かつての魔王と聖なる乙女が目覚めたら
――その昔、この世界には魔物と、それを生み出し統率する魔王が存在した。
魔物たちは人々を脅かし、時には国をも滅ぼし、少しずつその勢力を拡大していた。
このまま、人間の世界は滅びるのだと、誰もが思っていた。
しかしそんな中、神より遣わされし聖なる乙女が現れた。
彼女は、神官や、騎士や、魔法使いや――さまざまな立場の人々とともに、勇敢に魔物に立ち向かった。
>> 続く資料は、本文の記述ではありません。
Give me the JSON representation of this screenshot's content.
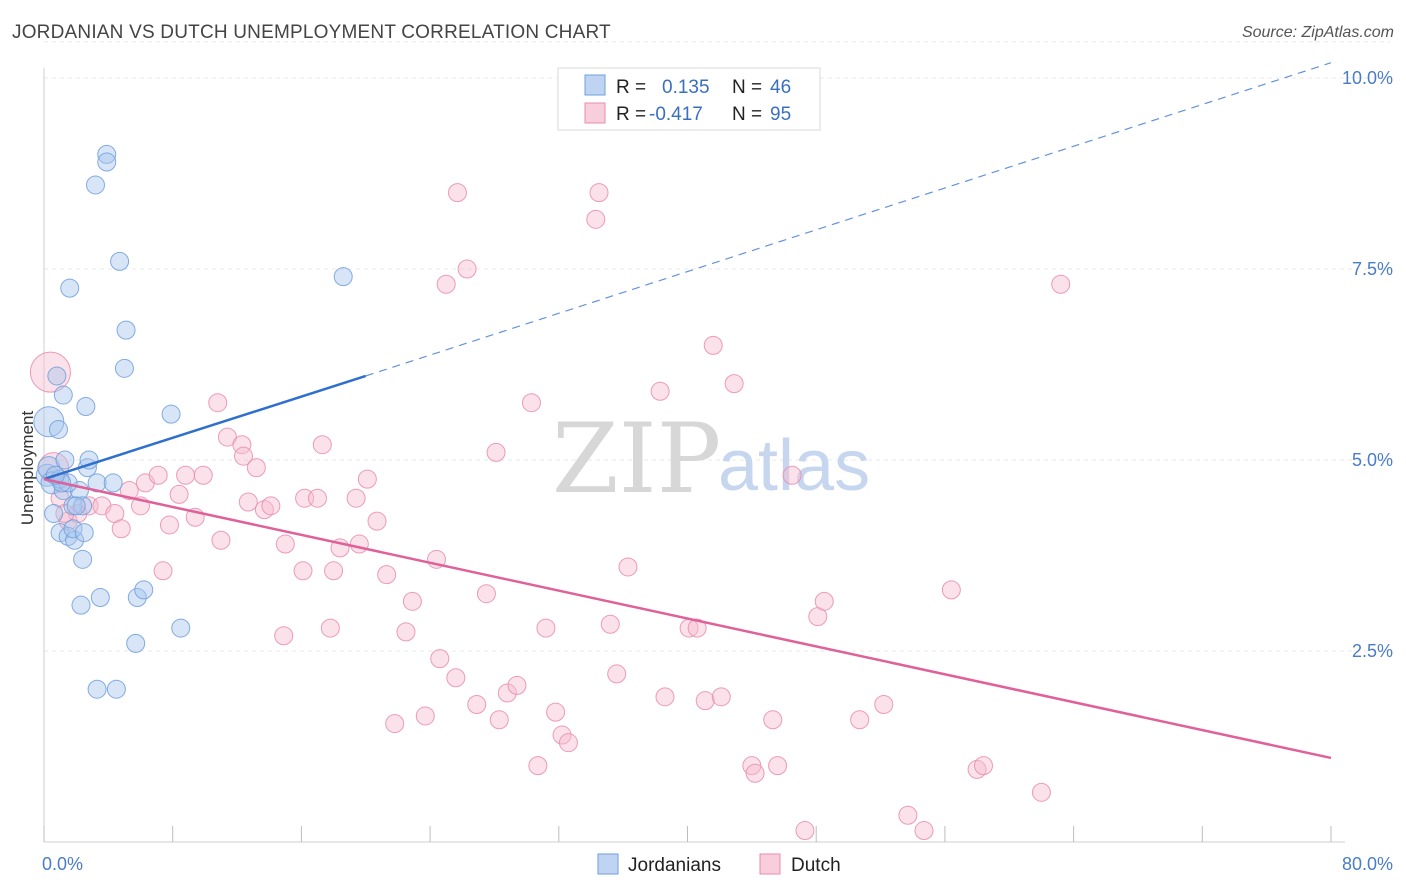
{
  "title": "JORDANIAN VS DUTCH UNEMPLOYMENT CORRELATION CHART",
  "source": "Source: ZipAtlas.com",
  "watermark": {
    "zip": "ZIP",
    "atlas": "atlas"
  },
  "colors": {
    "jordanians": "#a9c6ee",
    "jordanians_stroke": "#6f9fdc",
    "jordanians_line": "#2f6fce",
    "dutch": "#f6bcd0",
    "dutch_stroke": "#e98cad",
    "dutch_line": "#e0609a"
  },
  "legend_top": {
    "rows": [
      {
        "r_label": "R =",
        "r_value": "0.135",
        "n_label": "N =",
        "n_value": "46"
      },
      {
        "r_label": "R =",
        "r_value": "-0.417",
        "n_label": "N =",
        "n_value": "95"
      }
    ]
  },
  "chart_data": {
    "type": "scatter",
    "xlabel": "",
    "ylabel": "Unemployment",
    "xlim": [
      0,
      80
    ],
    "ylim": [
      0,
      10.5
    ],
    "x_tick_labels": [
      {
        "value": 0,
        "label": "0.0%"
      },
      {
        "value": 80,
        "label": "80.0%"
      }
    ],
    "y_tick_labels": [
      {
        "value": 2.5,
        "label": "2.5%"
      },
      {
        "value": 5.0,
        "label": "5.0%"
      },
      {
        "value": 7.5,
        "label": "7.5%"
      },
      {
        "value": 10.0,
        "label": "10.0%"
      }
    ],
    "grid": true,
    "legend_position": "top-center",
    "series": [
      {
        "name": "Jordanians",
        "r": 0.135,
        "n": 46,
        "trend": {
          "x0": 0,
          "y0": 4.75,
          "x1": 20,
          "y1": 6.1,
          "dashed_to_x": 80,
          "dashed_to_y": 10.2
        },
        "points": [
          [
            0.2,
            4.8
          ],
          [
            0.3,
            4.9
          ],
          [
            0.5,
            4.7
          ],
          [
            0.6,
            4.3
          ],
          [
            0.3,
            5.5
          ],
          [
            0.9,
            5.4
          ],
          [
            0.8,
            6.1
          ],
          [
            1.2,
            5.85
          ],
          [
            2.6,
            5.7
          ],
          [
            1.6,
            7.25
          ],
          [
            1.0,
            4.05
          ],
          [
            1.5,
            4.0
          ],
          [
            1.9,
            3.95
          ],
          [
            1.8,
            4.1
          ],
          [
            2.5,
            4.05
          ],
          [
            1.2,
            4.6
          ],
          [
            1.3,
            5.0
          ],
          [
            2.7,
            4.9
          ],
          [
            2.8,
            5.0
          ],
          [
            2.2,
            4.6
          ],
          [
            1.8,
            4.4
          ],
          [
            2.4,
            4.4
          ],
          [
            1.0,
            4.75
          ],
          [
            1.5,
            4.7
          ],
          [
            3.3,
            4.7
          ],
          [
            4.3,
            4.7
          ],
          [
            2.4,
            3.7
          ],
          [
            3.5,
            3.2
          ],
          [
            2.3,
            3.1
          ],
          [
            5.8,
            3.2
          ],
          [
            6.2,
            3.3
          ],
          [
            5.7,
            2.6
          ],
          [
            8.5,
            2.8
          ],
          [
            3.3,
            2.0
          ],
          [
            4.5,
            2.0
          ],
          [
            3.9,
            9.0
          ],
          [
            3.9,
            8.9
          ],
          [
            3.2,
            8.6
          ],
          [
            4.7,
            7.6
          ],
          [
            5.1,
            6.7
          ],
          [
            5.0,
            6.2
          ],
          [
            7.9,
            5.6
          ],
          [
            18.6,
            7.4
          ],
          [
            1.1,
            4.7
          ],
          [
            0.7,
            4.8
          ],
          [
            2.0,
            4.4
          ]
        ],
        "sizes": [
          22,
          22,
          22,
          18,
          30,
          18,
          18,
          18,
          18,
          18,
          18,
          18,
          18,
          18,
          18,
          18,
          18,
          18,
          18,
          18,
          18,
          18,
          18,
          18,
          18,
          18,
          18,
          18,
          18,
          18,
          18,
          18,
          18,
          18,
          18,
          18,
          18,
          18,
          18,
          18,
          18,
          18,
          18,
          18,
          18,
          18
        ]
      },
      {
        "name": "Dutch",
        "r": -0.417,
        "n": 95,
        "trend": {
          "x0": 0,
          "y0": 4.75,
          "x1": 80,
          "y1": 1.1
        },
        "points": [
          [
            0.4,
            6.15
          ],
          [
            0.6,
            4.9
          ],
          [
            1.0,
            4.5
          ],
          [
            1.5,
            4.2
          ],
          [
            2.1,
            4.3
          ],
          [
            2.8,
            4.4
          ],
          [
            3.6,
            4.4
          ],
          [
            4.4,
            4.3
          ],
          [
            4.8,
            4.1
          ],
          [
            5.3,
            4.6
          ],
          [
            6.0,
            4.4
          ],
          [
            6.3,
            4.7
          ],
          [
            7.1,
            4.8
          ],
          [
            7.8,
            4.15
          ],
          [
            8.4,
            4.55
          ],
          [
            9.4,
            4.25
          ],
          [
            9.9,
            4.8
          ],
          [
            10.8,
            5.75
          ],
          [
            11.0,
            3.95
          ],
          [
            11.4,
            5.3
          ],
          [
            12.3,
            5.2
          ],
          [
            12.7,
            4.45
          ],
          [
            12.4,
            5.05
          ],
          [
            13.2,
            4.9
          ],
          [
            13.7,
            4.35
          ],
          [
            14.1,
            4.4
          ],
          [
            14.9,
            2.7
          ],
          [
            15.0,
            3.9
          ],
          [
            16.1,
            3.55
          ],
          [
            16.2,
            4.5
          ],
          [
            17.0,
            4.5
          ],
          [
            17.3,
            5.2
          ],
          [
            17.8,
            2.8
          ],
          [
            18.0,
            3.55
          ],
          [
            18.4,
            3.85
          ],
          [
            19.4,
            4.5
          ],
          [
            19.6,
            3.9
          ],
          [
            20.1,
            4.75
          ],
          [
            20.7,
            4.2
          ],
          [
            21.3,
            3.5
          ],
          [
            21.8,
            1.55
          ],
          [
            22.5,
            2.75
          ],
          [
            22.9,
            3.15
          ],
          [
            23.7,
            1.65
          ],
          [
            24.4,
            3.7
          ],
          [
            24.6,
            2.4
          ],
          [
            25.0,
            7.3
          ],
          [
            25.6,
            2.15
          ],
          [
            25.7,
            8.5
          ],
          [
            26.3,
            7.5
          ],
          [
            26.9,
            1.8
          ],
          [
            27.5,
            3.25
          ],
          [
            28.1,
            5.1
          ],
          [
            28.3,
            1.6
          ],
          [
            28.8,
            1.95
          ],
          [
            29.4,
            2.05
          ],
          [
            30.3,
            5.75
          ],
          [
            30.7,
            1.0
          ],
          [
            31.2,
            2.8
          ],
          [
            31.8,
            1.7
          ],
          [
            32.2,
            1.4
          ],
          [
            32.6,
            1.3
          ],
          [
            34.3,
            8.15
          ],
          [
            34.5,
            8.5
          ],
          [
            35.2,
            2.85
          ],
          [
            35.6,
            2.2
          ],
          [
            36.3,
            3.6
          ],
          [
            38.3,
            5.9
          ],
          [
            38.6,
            1.9
          ],
          [
            40.1,
            2.8
          ],
          [
            40.6,
            2.8
          ],
          [
            41.1,
            1.85
          ],
          [
            41.6,
            6.5
          ],
          [
            42.1,
            1.9
          ],
          [
            42.9,
            6.0
          ],
          [
            44.0,
            1.0
          ],
          [
            44.2,
            0.9
          ],
          [
            45.3,
            1.6
          ],
          [
            45.6,
            1.0
          ],
          [
            46.5,
            4.8
          ],
          [
            47.3,
            0.15
          ],
          [
            48.1,
            2.95
          ],
          [
            48.5,
            3.15
          ],
          [
            50.7,
            1.6
          ],
          [
            52.2,
            1.8
          ],
          [
            53.7,
            0.35
          ],
          [
            54.7,
            0.15
          ],
          [
            56.4,
            3.3
          ],
          [
            58.0,
            0.95
          ],
          [
            58.4,
            1.0
          ],
          [
            62.0,
            0.65
          ],
          [
            63.2,
            7.3
          ],
          [
            1.3,
            4.3
          ],
          [
            7.4,
            3.55
          ],
          [
            8.8,
            4.8
          ]
        ],
        "sizes": [
          40,
          30,
          18,
          18,
          18,
          18,
          18,
          18,
          18,
          18,
          18,
          18,
          18,
          18,
          18,
          18,
          18,
          18,
          18,
          18,
          18,
          18,
          18,
          18,
          18,
          18,
          18,
          18,
          18,
          18,
          18,
          18,
          18,
          18,
          18,
          18,
          18,
          18,
          18,
          18,
          18,
          18,
          18,
          18,
          18,
          18,
          18,
          18,
          18,
          18,
          18,
          18,
          18,
          18,
          18,
          18,
          18,
          18,
          18,
          18,
          18,
          18,
          18,
          18,
          18,
          18,
          18,
          18,
          18,
          18,
          18,
          18,
          18,
          18,
          18,
          18,
          18,
          18,
          18,
          18,
          18,
          18,
          18,
          18,
          18,
          18,
          18,
          18,
          18,
          18,
          18,
          18,
          18,
          18,
          18
        ]
      }
    ]
  }
}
そうしてその果てに、その身を賭して、魔王を封印した。
この世界の平和は、神の遣いたる彼女によってもたらされたのだ。
「うあああああやめてホントやめて恥ずかしいから黒歴史過ぎて死ぬ!!!」
「あはははは、おおげさだなあ」
「いやおおげさじゃないから! なにその『神より遣わされし聖なる乙女』って! 神とかいないよ!」
「その発言は一応聞かなかったことにしてあげるよ」
「誰も遣わされてないから! むしろアレだよどっちかっていうと立場的には魔王寄りだったよ? あと聖なるとか何をどうして聖なるなんて枕詞つけちゃったの。それと乙女とかちょう寒い」
「この伝承信じてる人たちの夢が崩れるから、魔王寄りとか言っちゃダメだよー」
「あんたが言うなよ魔王」
「いやもう『元』魔王な感じだから」
「え、そうなの?」
「お役目終了だからねぇ。いやあまさか自分が人間じゃなかったとか夢にも思わなかったなぁ」
「私も幼馴染が異世界産でしかも人間じゃないとは夢にも思わなかったよ」
「聖なる乙女サマのおかげで面倒な役割が終了して本当よかったよ。人外なのは変わらないけど」
「やめろ聖なる云々とか言うな口にするな!!」
「一応女のコなんだから、そんな乱暴な言葉遣いはダメだよ」
「じゃあおちょくるなっての! ああもうほんと、目が覚めたら百年経ってましたとかいばら姫じゃあるまいし。しかも当時のことが好き勝手脚色されてるとか……!」
「この伝承とか諸々、君のお仲間がやったんだろうねぇ」
「絶対誰か生きてるから問い詰める。意地でも」
「あはは、頑張ってー」
「あんたは気楽でいいよね……魔王のことなんてそういう存在がいたってくらいしか残ってないから」
「ほんとにねぇ。君については多分ありとあらゆるところに痕跡残ってそうだよね」
「やめてホントやめてもう黒歴史として消去する方向性でお願いしたいから心底」
「きっと絵姿だの銅像だのあるんだろうなあ」
「ほんとやめてよ泣くよ」
「あはは、かわいいなぁ」
「やめろこのSが!」
そんなかつての魔王と聖なる乙女が、運命も目的も役目も特にない、のんびりとした旅を開始するのは――割合すぐの話だった。
お題:恥ずかしい伝承 制限時間:15分 で挑戦したもの。加筆修正済み。
幼馴染に召喚されてお願いされて形だけ敵対して諸々で気づけば百年経ってたという。
『智者と少女と異世界の話。』をコメディにしたら多分こんな感じ。骨子はほぼ同じだと思われます。